A SENIOR government transport official last week confirmed that many British towns were unlikely to introduce widespread congestion charging as a way of controlling traffic growth.

The head of the Department of the Environment Transport and the Regions (DETR) congestion charging programme last week told the Interchange transport conference that that it would only be right to charge motorists to drive into towns and cities in a few areas.

'I suspect we will never see congestion charging schemes all over the country. There are many places where it is not the right solution, ' DETR congestion charging implementation team head Mike Goodwin told delegates.

Earlier, Commission for Integrated Transport chairman David Begg had urged the Government to take a stronger lead and put forward the case for congestion charging.

But Goodwin said the Government was not looking beyond schemes in London, Bristol and Leeds, and smaller short term congestion permit schemes for a road near a shopping centre in Durham, and in the Peak District National Park in Derbyshire.

These smaller schemes are expected to be launched this year.

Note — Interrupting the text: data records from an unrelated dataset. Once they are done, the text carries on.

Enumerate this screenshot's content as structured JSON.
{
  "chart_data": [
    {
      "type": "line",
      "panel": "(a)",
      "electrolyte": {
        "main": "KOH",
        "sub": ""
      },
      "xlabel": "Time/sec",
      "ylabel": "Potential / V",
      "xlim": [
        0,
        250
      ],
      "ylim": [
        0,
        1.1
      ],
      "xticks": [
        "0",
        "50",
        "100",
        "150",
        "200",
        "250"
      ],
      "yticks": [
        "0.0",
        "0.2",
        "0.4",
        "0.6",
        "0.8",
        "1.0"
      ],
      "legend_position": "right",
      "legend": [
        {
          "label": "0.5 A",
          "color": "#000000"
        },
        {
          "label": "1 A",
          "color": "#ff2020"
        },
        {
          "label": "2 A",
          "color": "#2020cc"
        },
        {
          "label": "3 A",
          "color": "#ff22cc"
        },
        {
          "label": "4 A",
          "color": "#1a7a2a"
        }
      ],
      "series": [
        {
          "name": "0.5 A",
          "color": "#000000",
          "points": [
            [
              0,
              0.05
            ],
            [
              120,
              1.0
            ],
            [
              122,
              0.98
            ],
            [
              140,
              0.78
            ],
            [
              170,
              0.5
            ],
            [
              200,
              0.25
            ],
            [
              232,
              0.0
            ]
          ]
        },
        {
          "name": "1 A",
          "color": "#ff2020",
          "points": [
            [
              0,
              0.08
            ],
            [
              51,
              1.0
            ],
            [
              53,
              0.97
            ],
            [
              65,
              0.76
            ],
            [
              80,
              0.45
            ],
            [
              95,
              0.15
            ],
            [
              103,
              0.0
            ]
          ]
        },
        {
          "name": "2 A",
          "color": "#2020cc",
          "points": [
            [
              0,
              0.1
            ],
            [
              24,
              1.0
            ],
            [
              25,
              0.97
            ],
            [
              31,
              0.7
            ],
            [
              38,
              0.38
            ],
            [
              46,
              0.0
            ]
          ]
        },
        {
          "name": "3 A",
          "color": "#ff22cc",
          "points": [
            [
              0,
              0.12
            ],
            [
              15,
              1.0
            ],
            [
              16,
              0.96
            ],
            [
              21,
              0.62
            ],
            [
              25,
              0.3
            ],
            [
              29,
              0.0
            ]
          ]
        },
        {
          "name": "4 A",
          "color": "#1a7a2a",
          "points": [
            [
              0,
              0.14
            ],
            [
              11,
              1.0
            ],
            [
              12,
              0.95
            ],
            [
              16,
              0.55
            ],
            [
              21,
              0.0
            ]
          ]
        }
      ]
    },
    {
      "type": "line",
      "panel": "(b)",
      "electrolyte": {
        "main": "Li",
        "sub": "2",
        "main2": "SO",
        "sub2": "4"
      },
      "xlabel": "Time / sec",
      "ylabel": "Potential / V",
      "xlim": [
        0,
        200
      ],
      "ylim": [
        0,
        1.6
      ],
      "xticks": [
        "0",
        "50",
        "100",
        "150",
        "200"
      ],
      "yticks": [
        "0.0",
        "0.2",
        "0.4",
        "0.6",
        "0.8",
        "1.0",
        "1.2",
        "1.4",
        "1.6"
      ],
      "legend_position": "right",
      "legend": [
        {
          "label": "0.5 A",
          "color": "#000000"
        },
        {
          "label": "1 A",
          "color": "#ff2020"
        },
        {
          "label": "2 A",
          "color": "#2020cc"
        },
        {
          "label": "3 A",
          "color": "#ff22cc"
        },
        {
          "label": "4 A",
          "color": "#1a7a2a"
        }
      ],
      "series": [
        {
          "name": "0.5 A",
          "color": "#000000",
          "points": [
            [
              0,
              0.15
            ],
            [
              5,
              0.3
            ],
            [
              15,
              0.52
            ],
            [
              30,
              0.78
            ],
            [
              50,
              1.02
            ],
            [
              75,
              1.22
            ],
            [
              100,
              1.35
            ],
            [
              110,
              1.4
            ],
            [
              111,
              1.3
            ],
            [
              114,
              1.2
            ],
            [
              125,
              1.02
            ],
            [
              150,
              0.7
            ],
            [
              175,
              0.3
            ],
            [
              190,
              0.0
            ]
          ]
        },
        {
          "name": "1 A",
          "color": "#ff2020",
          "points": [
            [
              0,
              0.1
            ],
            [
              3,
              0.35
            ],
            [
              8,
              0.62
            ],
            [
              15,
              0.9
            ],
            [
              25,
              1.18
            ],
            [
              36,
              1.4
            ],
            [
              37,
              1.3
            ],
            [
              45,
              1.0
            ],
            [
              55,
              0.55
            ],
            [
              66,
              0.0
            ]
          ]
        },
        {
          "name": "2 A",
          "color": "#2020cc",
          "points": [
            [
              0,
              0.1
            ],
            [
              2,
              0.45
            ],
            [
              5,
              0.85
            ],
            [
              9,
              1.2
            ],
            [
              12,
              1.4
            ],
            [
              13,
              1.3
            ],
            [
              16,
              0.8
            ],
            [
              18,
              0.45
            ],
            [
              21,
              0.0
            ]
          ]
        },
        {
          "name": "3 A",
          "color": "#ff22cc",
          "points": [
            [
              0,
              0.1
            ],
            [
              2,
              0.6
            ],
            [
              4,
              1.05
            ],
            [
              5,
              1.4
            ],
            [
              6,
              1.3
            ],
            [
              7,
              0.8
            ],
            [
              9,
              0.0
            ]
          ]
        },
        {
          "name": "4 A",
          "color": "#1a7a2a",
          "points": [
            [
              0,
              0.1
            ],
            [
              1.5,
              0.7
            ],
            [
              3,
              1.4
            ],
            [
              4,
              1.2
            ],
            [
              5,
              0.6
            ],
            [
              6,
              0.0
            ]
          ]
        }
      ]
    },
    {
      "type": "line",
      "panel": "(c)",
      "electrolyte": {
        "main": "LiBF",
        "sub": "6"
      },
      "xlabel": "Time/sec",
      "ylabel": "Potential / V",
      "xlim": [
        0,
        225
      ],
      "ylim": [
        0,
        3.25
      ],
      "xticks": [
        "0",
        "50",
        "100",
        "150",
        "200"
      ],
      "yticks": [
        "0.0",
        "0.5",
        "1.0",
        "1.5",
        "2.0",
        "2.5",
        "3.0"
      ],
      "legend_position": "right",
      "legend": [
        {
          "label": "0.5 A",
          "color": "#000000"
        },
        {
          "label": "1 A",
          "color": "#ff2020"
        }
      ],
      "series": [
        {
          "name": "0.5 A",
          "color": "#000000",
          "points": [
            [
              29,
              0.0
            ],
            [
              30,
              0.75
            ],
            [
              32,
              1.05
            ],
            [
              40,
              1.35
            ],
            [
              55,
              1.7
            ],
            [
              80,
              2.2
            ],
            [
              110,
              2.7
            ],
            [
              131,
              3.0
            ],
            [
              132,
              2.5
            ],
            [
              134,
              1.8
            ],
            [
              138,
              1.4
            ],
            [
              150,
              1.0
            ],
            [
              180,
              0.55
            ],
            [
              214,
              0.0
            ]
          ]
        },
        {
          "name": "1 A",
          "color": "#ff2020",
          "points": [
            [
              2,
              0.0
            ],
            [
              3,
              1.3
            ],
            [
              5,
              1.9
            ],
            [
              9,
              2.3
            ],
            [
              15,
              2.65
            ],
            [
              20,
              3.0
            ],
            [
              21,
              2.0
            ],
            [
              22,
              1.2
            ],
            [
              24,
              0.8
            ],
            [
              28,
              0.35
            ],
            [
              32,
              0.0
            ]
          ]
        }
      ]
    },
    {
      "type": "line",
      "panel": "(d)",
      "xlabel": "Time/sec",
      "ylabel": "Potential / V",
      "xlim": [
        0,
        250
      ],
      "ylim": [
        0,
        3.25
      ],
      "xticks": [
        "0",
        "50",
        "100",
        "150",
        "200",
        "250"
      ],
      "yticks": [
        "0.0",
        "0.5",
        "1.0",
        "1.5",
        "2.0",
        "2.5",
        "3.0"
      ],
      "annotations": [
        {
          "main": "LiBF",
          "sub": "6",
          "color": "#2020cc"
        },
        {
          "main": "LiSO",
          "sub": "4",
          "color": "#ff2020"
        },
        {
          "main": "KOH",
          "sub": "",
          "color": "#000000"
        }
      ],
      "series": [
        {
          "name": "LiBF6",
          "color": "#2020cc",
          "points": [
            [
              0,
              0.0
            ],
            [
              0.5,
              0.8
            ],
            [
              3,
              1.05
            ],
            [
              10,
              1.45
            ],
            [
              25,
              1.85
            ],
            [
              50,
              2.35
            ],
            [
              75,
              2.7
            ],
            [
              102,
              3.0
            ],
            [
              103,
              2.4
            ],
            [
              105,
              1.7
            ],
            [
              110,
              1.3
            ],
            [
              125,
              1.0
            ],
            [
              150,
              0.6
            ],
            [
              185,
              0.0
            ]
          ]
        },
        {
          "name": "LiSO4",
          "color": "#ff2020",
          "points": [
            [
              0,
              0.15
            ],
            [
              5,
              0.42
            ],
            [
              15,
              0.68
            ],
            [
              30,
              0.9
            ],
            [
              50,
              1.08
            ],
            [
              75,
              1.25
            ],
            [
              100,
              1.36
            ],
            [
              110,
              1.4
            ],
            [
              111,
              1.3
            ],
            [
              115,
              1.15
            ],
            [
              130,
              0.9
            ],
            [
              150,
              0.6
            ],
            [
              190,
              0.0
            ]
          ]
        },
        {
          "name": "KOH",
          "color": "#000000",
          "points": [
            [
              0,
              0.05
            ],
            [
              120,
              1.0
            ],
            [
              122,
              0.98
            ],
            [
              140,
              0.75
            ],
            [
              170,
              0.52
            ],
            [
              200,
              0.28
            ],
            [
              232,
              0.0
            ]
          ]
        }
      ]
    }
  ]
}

It was confirmed that local authorities planning congestion and workplace parking charges would not need to have all their transport improvements finished before a scheme was launched.

'The Secretary of State will take a view about how well local authorities have achieved the objectives and whether that links with the objectives set out in the local transport plan and whether local people and businesses have been consulted, ' said Goodwin.

DETR guidance on congestion and workplace charging was expected to be published in 'two to three months', he added.